The typical response to the internet trolls in the comments section seems to be to shut down the comments. I always defer to the decisions that bloggers make, although I often learn more from comments than from the original posting. The Incidental Economist closed comments recently and the life went out of the site - not good for a website dealing with health matters! (I know my comments are rarely on-topic but I recognize that readers have the choice to scroll past - quickly.)

Your meeting with Ulysses reminded me of the time I was working in Paris. The Louvre had public talks given by department heads every month. One that I attended - I've forgotten the exact topic but it was something like 18th century snuff-boxes - was fascinating because the speaker was passionate about his area of expertise, "his collection", and the historical background. I wonder whether our focus on cutting government spending has made these experts disappear to be replaced with the museum equivalent of Wikipedia.
Reply Yiannis
7:31 PM on May 18, 2014 
I agree with you Dennis, Ulysses is quite an extraordinary man.

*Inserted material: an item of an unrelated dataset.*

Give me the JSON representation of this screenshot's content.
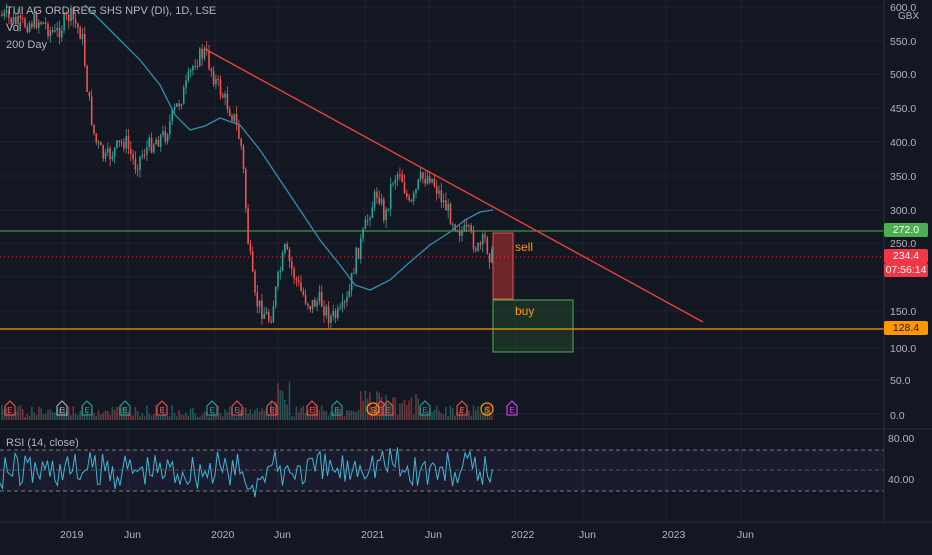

I'm glad that you're thinking to create an intelligent forum environment, that will hopefully include conversations of global interest.
Reply Ulysses Dietz
12:58 PM on May 18, 2014 
LOL, Dennis--I loved spending time with you--as with an old friend, which after all is what we are. Especially now. How well you expressed our conversation during our afternoon and evening together. I hope it was just the first time.